On Nov 20, 2007, at 7:42 AM, Paul Houle wrote:

  I just finished a small project with symfony at

http://spoonriveranthology.net/

There are a lot of cool things about the site, such as a drag and drop editor for relationships between people, that are in an administrative interface that you can't see.

Overall I like the symfony approach to things: I've got slightly different opinions about how to configure multiple site instances, but it's easy to reconcile my ideas with symfony's.

I don't care for Propel ORM much -- in particular, Propel doesn't have good mechanisms for managing schema changes... Everything works OK if you never change your schema, but adding a plug-in after you've got data in your database may trash your database if you follow the instructions.
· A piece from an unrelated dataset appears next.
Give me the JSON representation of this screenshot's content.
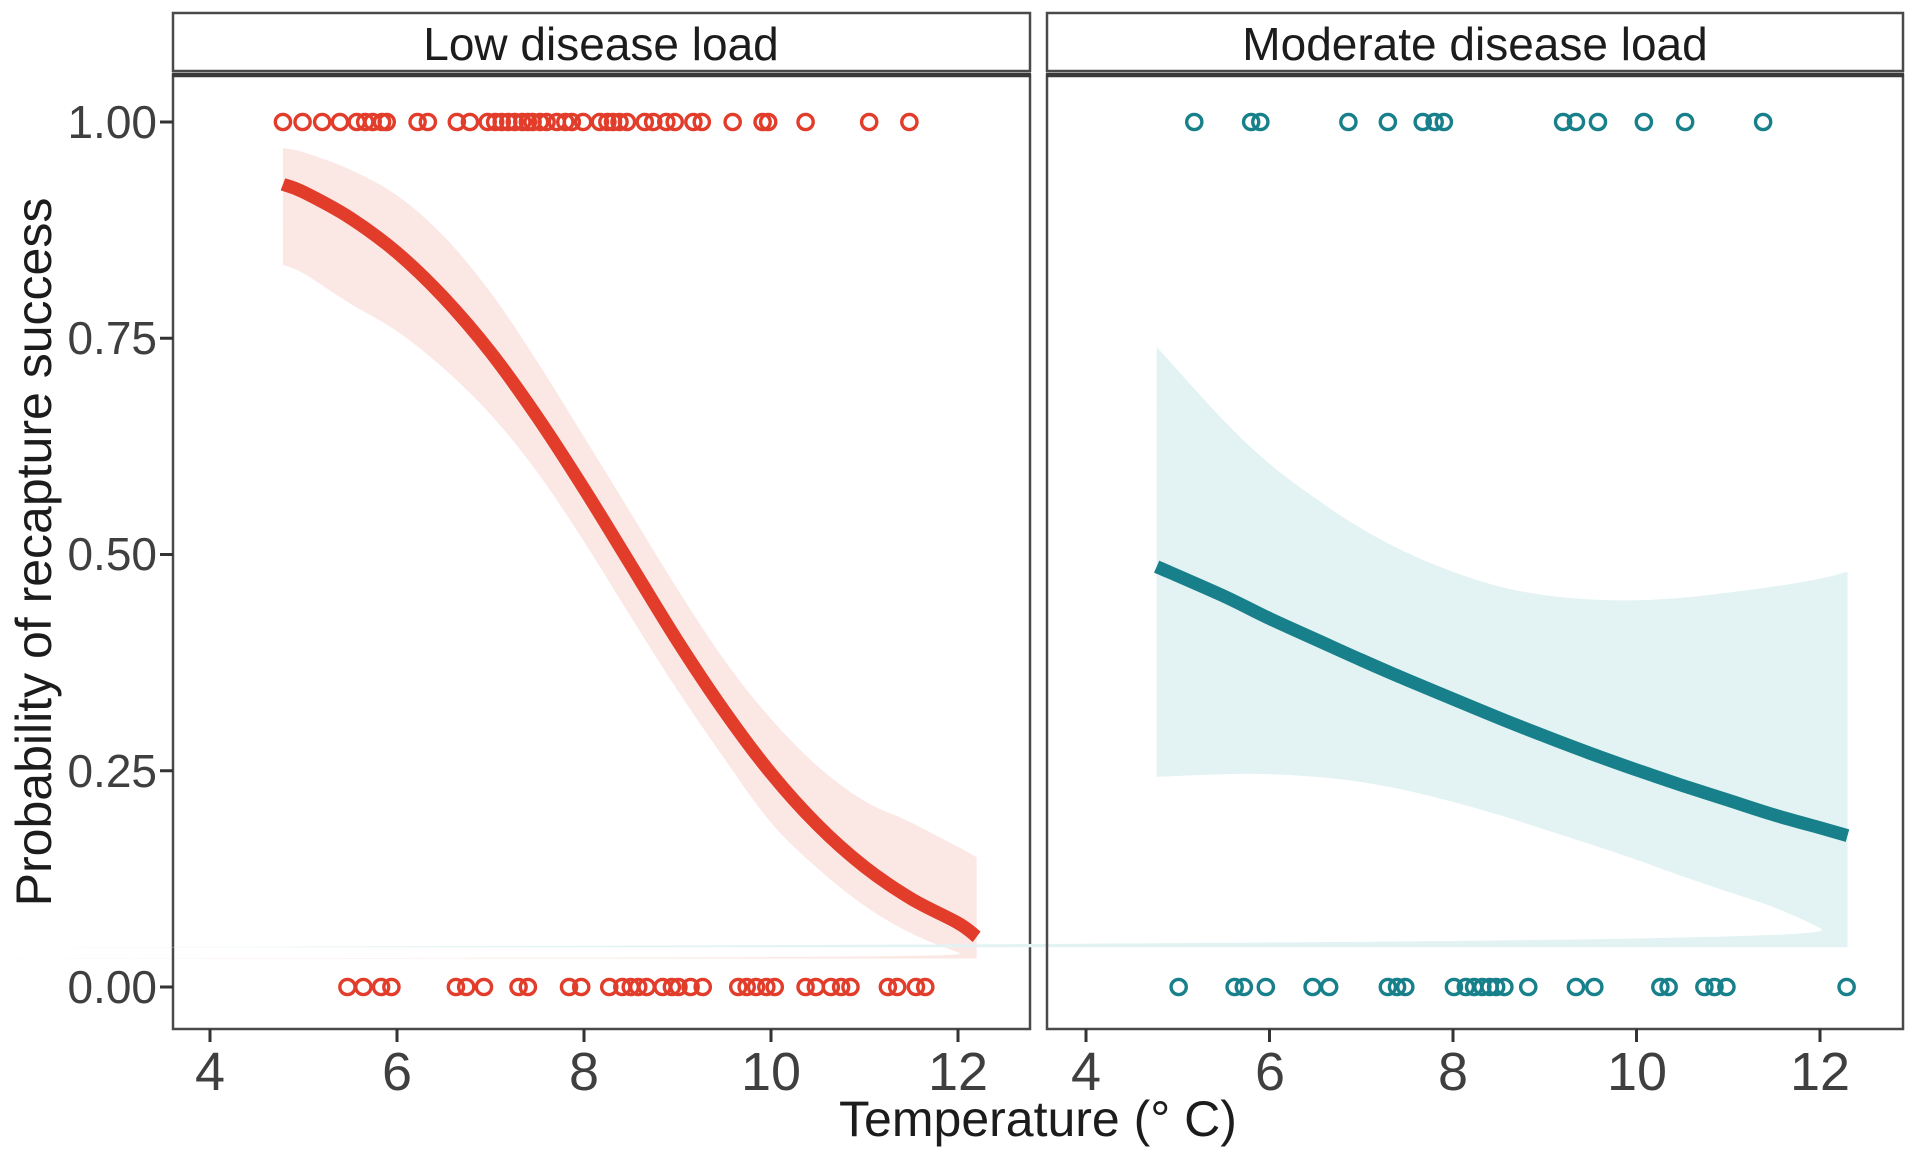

I do like the idea, however, of putting my own methods on the ORM-generated classes. It can be a nice way to organize code.

Doctrine ORM , however, looks like a dream. My next symfony project will use Doctrine, even though that means fewer plugins and builders will be available.

Symfony's documentation is better than other PHP frameworks, but it's still in a place where I needed to look at the source code often to understand how things ~really~ work. That's unfortunate, because many of the people who need frameworks the most are people who'd be intimidated by the work to make them work.